Dos años atrás, Ramón Serrano Suñer, amigo íntimo y correligionario de José Antonio Primo de Rivera, se había casado con Zita Polo, una hermosa asturiana de buena familia, cuya hermana, Carmen, estaba casada a su vez con el general Francisco Franco. Decidido a agotar todos los recursos conducentes a una alianza con el Ejército que dejase a salvo la independencia por parte de los golpistas de acción de la Falange y asegurase la futura aceptación de su avanzado programa social, José Antonio había pedido la mediación de Serrano Suñer para conseguir una entrevista con Franco, a lo que éste había accedido con tanta prontitud como pesimismo en cuanto al resultado.

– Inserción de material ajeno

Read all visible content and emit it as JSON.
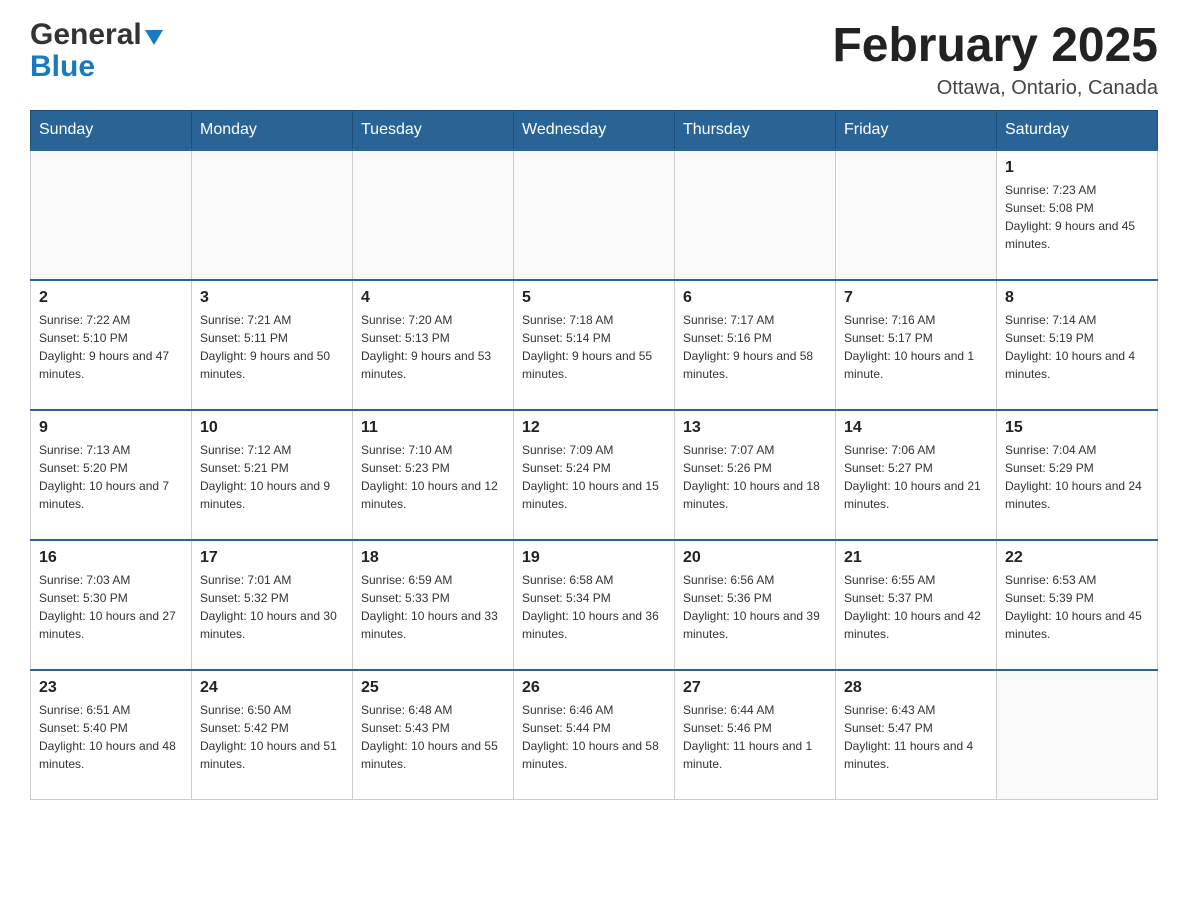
{
  "header": {
    "logo_general": "General",
    "logo_blue": "Blue",
    "month_title": "February 2025",
    "location": "Ottawa, Ontario, Canada"
  },
  "days_of_week": [
    "Sunday",
    "Monday",
    "Tuesday",
    "Wednesday",
    "Thursday",
    "Friday",
    "Saturday"
  ],
  "weeks": [
    [
      {
        "day": "",
        "info": ""
      },
      {
        "day": "",
        "info": ""
      },
      {
        "day": "",
        "info": ""
      },
      {
        "day": "",
        "info": ""
      },
      {
        "day": "",
        "info": ""
      },
      {
        "day": "",
        "info": ""
      },
      {
        "day": "1",
        "info": "Sunrise: 7:23 AM\nSunset: 5:08 PM\nDaylight: 9 hours and 45 minutes."
      }
    ],
    [
      {
        "day": "2",
        "info": "Sunrise: 7:22 AM\nSunset: 5:10 PM\nDaylight: 9 hours and 47 minutes."
      },
      {
        "day": "3",
        "info": "Sunrise: 7:21 AM\nSunset: 5:11 PM\nDaylight: 9 hours and 50 minutes."
      },
      {
        "day": "4",
        "info": "Sunrise: 7:20 AM\nSunset: 5:13 PM\nDaylight: 9 hours and 53 minutes."
      },
      {
        "day": "5",
        "info": "Sunrise: 7:18 AM\nSunset: 5:14 PM\nDaylight: 9 hours and 55 minutes."
      },
      {
        "day": "6",
        "info": "Sunrise: 7:17 AM\nSunset: 5:16 PM\nDaylight: 9 hours and 58 minutes."
      },
      {
        "day": "7",
        "info": "Sunrise: 7:16 AM\nSunset: 5:17 PM\nDaylight: 10 hours and 1 minute."
      },
      {
        "day": "8",
        "info": "Sunrise: 7:14 AM\nSunset: 5:19 PM\nDaylight: 10 hours and 4 minutes."
      }
    ],
    [
      {
        "day": "9",
        "info": "Sunrise: 7:13 AM\nSunset: 5:20 PM\nDaylight: 10 hours and 7 minutes."
      },
      {
        "day": "10",
        "info": "Sunrise: 7:12 AM\nSunset: 5:21 PM\nDaylight: 10 hours and 9 minutes."
      },
      {
        "day": "11",
        "info": "Sunrise: 7:10 AM\nSunset: 5:23 PM\nDaylight: 10 hours and 12 minutes."
      },
      {
        "day": "12",
        "info": "Sunrise: 7:09 AM\nSunset: 5:24 PM\nDaylight: 10 hours and 15 minutes."
      },
      {
        "day": "13",
        "info": "Sunrise: 7:07 AM\nSunset: 5:26 PM\nDaylight: 10 hours and 18 minutes."
      },
      {
        "day": "14",
        "info": "Sunrise: 7:06 AM\nSunset: 5:27 PM\nDaylight: 10 hours and 21 minutes."
      },
      {
        "day": "15",
        "info": "Sunrise: 7:04 AM\nSunset: 5:29 PM\nDaylight: 10 hours and 24 minutes."
      }
    ],
    [
      {
        "day": "16",
        "info": "Sunrise: 7:03 AM\nSunset: 5:30 PM\nDaylight: 10 hours and 27 minutes."
      },
      {
        "day": "17",
        "info": "Sunrise: 7:01 AM\nSunset: 5:32 PM\nDaylight: 10 hours and 30 minutes."
      },
      {
        "day": "18",
        "info": "Sunrise: 6:59 AM\nSunset: 5:33 PM\nDaylight: 10 hours and 33 minutes."
      },
      {
        "day": "19",
        "info": "Sunrise: 6:58 AM\nSunset: 5:34 PM\nDaylight: 10 hours and 36 minutes."
      },
      {
        "day": "20",
        "info": "Sunrise: 6:56 AM\nSunset: 5:36 PM\nDaylight: 10 hours and 39 minutes."
      },
      {
        "day": "21",
        "info": "Sunrise: 6:55 AM\nSunset: 5:37 PM\nDaylight: 10 hours and 42 minutes."
      },
      {
        "day": "22",
        "info": "Sunrise: 6:53 AM\nSunset: 5:39 PM\nDaylight: 10 hours and 45 minutes."
      }
    ],
    [
      {
        "day": "23",
        "info": "Sunrise: 6:51 AM\nSunset: 5:40 PM\nDaylight: 10 hours and 48 minutes."
      },
      {
        "day": "24",
        "info": "Sunrise: 6:50 AM\nSunset: 5:42 PM\nDaylight: 10 hours and 51 minutes."
      },
      {
        "day": "25",
        "info": "Sunrise: 6:48 AM\nSunset: 5:43 PM\nDaylight: 10 hours and 55 minutes."
      },
      {
        "day": "26",
        "info": "Sunrise: 6:46 AM\nSunset: 5:44 PM\nDaylight: 10 hours and 58 minutes."
      },
      {
        "day": "27",
        "info": "Sunrise: 6:44 AM\nSunset: 5:46 PM\nDaylight: 11 hours and 1 minute."
      },
      {
        "day": "28",
        "info": "Sunrise: 6:43 AM\nSunset: 5:47 PM\nDaylight: 11 hours and 4 minutes."
      },
      {
        "day": "",
        "info": ""
      }
    ]
  ]
}
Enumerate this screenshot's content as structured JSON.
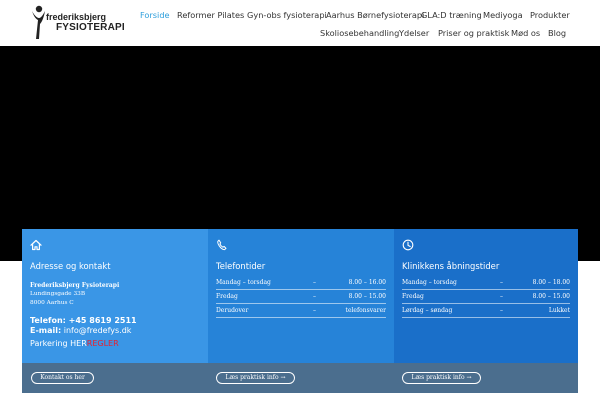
{
  "logo": {
    "line1": "frederiksbjerg",
    "line2": "FYSIOTERAPI"
  },
  "nav": {
    "row1": [
      "Forside",
      "Reformer Pilates",
      "Gyn-obs fysioterapi",
      "Aarhus Børnefysioterapi",
      "GLA:D træning",
      "Mediyoga",
      "Produkter"
    ],
    "row2": [
      "Skoliosebehandling",
      "Ydelser",
      "Priser og praktisk",
      "Mød os",
      "Blog"
    ],
    "active": "Forside"
  },
  "panels": {
    "address": {
      "icon": "home-icon",
      "title": "Adresse og kontakt",
      "name": "Frederiksbjerg Fysioterapi",
      "street": "Lundingsgade 33B",
      "city": "8000 Aarhus C",
      "phone": "Telefon: +45 8619 2511",
      "email_label": "E-mail:",
      "email": "info@fredefys.dk",
      "parking_text": "Parkering HER",
      "parking_rules": "REGLER",
      "button": "Kontakt os her"
    },
    "phone_hours": {
      "icon": "phone-icon",
      "title": "Telefontider",
      "rows": [
        {
          "day": "Mandag – torsdag",
          "sep": "–",
          "time": "8.00 – 16.00"
        },
        {
          "day": "Fredag",
          "sep": "–",
          "time": "8.00 – 15.00"
        },
        {
          "day": "Derudover",
          "sep": "–",
          "time": "telefonsvarer"
        }
      ],
      "button": "Læs praktisk info →"
    },
    "opening_hours": {
      "icon": "clock-icon",
      "title": "Klinikkens åbningstider",
      "rows": [
        {
          "day": "Mandag – torsdag",
          "sep": "–",
          "time": "8.00 – 18.00"
        },
        {
          "day": "Fredag",
          "sep": "–",
          "time": "8.00 – 15.00"
        },
        {
          "day": "Lørdag – søndag",
          "sep": "–",
          "time": "Lukket"
        }
      ],
      "button": "Læs praktisk info →"
    }
  },
  "colors": {
    "accent": "#2e9fdc",
    "panel1": "#3a96e6",
    "panel2": "#2683d8",
    "panel3": "#1a6fc9",
    "footer": "#4b6e8e",
    "red": "#e8202f"
  }
}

Diez años más joven que Franco, alto, guapo, elegante, simpático y excelente bailarín, Serrano Suñer era la imagen inversa de su desaborido cuñado, pese a lo cual la relación entre ambos era excelente. Franco respetaba escrupulosamente los vínculos familiares y, en su caso particular, valoraba lo que éstos podían aportar, en términos de ascenso social, a un militar sin fortuna personal y con más méritos que lustre. No ignoraba la amistad ni la coincidencia de ideas entre Serrano Suñer y Primo de Rivera, pero los pasaba por alto, porque apreciaba la inteligencia y la habilidad política de aquél, cuya fidelidad a su persona podía resultar muy provechosa para ambos en un futuro próximo, y porque sabía de los valiosos contactos internacionales de su cuñado, en especial con el conde Ciano, mano derecha de Mussolini, y el acceso a estos aliados potenciales podía ser determinante a la hora de decidir sobre quién recaería el mando único de la sublevación. Porque a diferencia de otros conjurados, que daban por cumplido su deber con el restablecimiento del orden público, la salvaguarda de la unidad de España y la eventual restauración de la Monarquía, Franco sabía que el militar que encabezara el golpe acabaría rigiendo los destinos del país, con el Rey o sin el Rey, y este cometido no estaba dispuesto a cedérselo a Mola, ni a Sanjurjo, ni a Goded, ni a Fanjul, ni a ninguno de los borrachines que agitaban las plumas por los cuartos de banderas. Por estas razones accedió a reunirse con Primo de Rivera, aunque ello retrasara su regreso a Canarias, de donde faltaba en secreto, y a pesar de que no estuviera dispuesto a ceder en nada ante un individuo a quien tenía por un zascandil, y menos ante la Falange, a la que consideraba un estorbo a cuya eliminación habría que proceder tarde o temprano.